Denpasar (Penabali.com) – Sidang sengketa antara WALHI Bali dengan Dinas Kehutanan dan Lingkungan Hidup (DKLH) Bali kembali berlangsung di kantor Komisi Informasi Provinsi Bali, Rabu 25 Januari 2023.
Pihak WALHI BALI dihadiri kuasa hukumnya sekaligus Ketua KEKAL (Komite Kerja Advokasi Lingkungan Hidup) Bali I Wayan Adi Sumiarta, S.H., M.Kn., dan I Made Juli Untung Pratama, S.H., M.Kn. Sedangkan pihak DKLH Bali dihadiri I Ketut Subandi beserta kuasa hukumnya.
Agenda sidang yakni pembuktian lanjutan dimana sebelumnya majelis komisioner memerintahkan DKLH Bali untuk membawa segala dokumen terkait sesuai yang dimohonkan WALHI Bali.
Seperti diketahui sebelumnya, WALHI Bali memohon informasi berupa studi kelayakan khususnya studi terkait pemipaan pembangunan Terminal LNG yang akan dilakukan di kawasan Mangrove Tahura Ngurah Rai serta dokumen perjanjian kerja sama strategis antara DKLH dan PT. DEB terkait penggunaan kawasan Mangrove Tahura Ngurah Rai.

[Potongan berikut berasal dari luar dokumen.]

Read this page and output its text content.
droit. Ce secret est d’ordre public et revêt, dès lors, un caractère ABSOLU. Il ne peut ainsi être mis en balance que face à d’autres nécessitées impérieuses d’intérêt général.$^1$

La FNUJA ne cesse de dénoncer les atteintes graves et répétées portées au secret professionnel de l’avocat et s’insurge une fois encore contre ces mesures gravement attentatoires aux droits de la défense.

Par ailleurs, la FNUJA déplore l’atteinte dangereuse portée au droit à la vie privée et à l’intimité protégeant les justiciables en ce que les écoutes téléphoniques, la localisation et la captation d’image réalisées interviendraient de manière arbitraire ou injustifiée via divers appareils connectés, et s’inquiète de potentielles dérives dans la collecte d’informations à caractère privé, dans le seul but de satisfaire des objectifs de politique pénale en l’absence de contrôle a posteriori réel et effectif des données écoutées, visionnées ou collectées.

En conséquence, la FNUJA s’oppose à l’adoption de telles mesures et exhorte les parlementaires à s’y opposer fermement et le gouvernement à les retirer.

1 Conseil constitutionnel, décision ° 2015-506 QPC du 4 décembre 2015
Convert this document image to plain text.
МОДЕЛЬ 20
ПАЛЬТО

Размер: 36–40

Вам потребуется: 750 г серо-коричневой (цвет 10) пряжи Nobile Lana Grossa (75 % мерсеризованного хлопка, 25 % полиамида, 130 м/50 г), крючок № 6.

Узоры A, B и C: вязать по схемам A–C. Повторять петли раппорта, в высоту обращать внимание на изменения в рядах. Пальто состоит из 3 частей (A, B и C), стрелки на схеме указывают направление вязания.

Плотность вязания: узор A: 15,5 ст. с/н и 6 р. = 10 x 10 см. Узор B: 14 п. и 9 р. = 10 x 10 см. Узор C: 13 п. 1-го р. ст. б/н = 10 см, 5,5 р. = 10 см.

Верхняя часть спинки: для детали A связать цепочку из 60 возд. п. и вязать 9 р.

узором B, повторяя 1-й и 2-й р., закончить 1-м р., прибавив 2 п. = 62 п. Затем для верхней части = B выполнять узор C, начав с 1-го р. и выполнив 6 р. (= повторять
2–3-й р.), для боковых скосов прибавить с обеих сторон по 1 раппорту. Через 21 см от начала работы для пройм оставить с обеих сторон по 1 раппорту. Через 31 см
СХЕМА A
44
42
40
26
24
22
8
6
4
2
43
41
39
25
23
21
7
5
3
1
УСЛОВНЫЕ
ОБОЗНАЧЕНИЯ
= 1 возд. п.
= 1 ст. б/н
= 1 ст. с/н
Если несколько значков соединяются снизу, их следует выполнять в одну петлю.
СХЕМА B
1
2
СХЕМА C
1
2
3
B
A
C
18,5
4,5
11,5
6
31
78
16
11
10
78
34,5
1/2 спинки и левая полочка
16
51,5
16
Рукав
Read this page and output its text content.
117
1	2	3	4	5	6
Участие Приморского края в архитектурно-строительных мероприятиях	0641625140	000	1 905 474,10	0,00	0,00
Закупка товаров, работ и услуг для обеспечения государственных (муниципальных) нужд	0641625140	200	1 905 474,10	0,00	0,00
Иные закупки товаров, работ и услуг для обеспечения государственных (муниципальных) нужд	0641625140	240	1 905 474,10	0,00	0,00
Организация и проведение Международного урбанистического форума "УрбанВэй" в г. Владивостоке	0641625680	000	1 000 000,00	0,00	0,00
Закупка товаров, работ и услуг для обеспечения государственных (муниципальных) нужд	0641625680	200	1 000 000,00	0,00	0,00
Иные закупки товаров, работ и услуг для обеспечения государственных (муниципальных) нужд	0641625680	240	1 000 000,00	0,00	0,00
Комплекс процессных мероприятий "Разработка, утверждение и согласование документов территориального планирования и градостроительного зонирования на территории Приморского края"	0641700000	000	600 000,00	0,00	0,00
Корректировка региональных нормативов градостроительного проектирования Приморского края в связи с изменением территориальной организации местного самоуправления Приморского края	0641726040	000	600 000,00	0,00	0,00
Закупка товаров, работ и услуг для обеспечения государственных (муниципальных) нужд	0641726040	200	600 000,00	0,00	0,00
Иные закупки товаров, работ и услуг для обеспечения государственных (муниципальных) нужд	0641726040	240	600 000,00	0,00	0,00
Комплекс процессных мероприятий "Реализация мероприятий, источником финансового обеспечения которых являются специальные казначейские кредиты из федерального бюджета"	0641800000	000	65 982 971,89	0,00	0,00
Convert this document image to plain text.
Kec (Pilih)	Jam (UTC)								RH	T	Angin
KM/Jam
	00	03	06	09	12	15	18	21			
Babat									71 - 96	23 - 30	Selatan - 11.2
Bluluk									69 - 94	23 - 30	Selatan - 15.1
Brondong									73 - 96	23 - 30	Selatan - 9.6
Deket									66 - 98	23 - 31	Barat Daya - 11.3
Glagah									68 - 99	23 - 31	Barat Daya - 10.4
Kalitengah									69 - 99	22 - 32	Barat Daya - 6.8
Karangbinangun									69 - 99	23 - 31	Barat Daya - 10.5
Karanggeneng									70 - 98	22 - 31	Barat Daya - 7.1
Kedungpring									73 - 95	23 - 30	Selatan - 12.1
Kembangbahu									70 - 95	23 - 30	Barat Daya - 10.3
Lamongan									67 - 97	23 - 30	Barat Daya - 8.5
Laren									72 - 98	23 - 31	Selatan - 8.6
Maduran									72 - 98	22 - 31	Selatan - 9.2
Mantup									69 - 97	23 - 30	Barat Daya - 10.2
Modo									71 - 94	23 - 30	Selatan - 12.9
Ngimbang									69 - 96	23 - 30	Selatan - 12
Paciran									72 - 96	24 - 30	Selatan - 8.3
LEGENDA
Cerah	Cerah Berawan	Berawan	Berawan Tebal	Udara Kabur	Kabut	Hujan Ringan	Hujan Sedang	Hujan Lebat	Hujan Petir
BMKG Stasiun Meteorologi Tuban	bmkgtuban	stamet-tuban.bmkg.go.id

Sebelum menyerahkan bukti berupa dokumen-dokumen yang diperintahkan majelis komisioner, pihak DKLH memberikan surat klarifikasi mengenai dokumen-dokumen yang dimohonkan WALHI Bali. Dalam klarifikasinya, pihak DKLH mengatakan jika studi kelayakan terkait pembangunan Terminal LNG khususnya pemipaan yang akan dilakukan di mangrove tidak dimiliki oleh DKLH namun menjadi kewenangan pusat atau Kementerian Lingkungan Hidup dan Kehutanan.
Ia juga mengatakan, jika dokumen terkait perjanjian kerjasama strategis antara DKLH dan PT. DEB juga tidak dibuka lantaran tidak mendapatkan persetujuan pihak PT. DEB dan PT. DEB merupakan badan privat sebab tidak menggunakan anggaran APBN/APBD dalam pembentukannya.
Disamping itu, pihak DKLH juga mengatakan bahwa perjanjian kerja sama strategis antara DKLH dan PT. DEB terkait penggunaan kawasan Tahura untuk membangun Terminal LNG telah ditandatangani terlebih dahulu yang mana terkait dokumen studi kelayakakan bisa disusulkan setelahnya.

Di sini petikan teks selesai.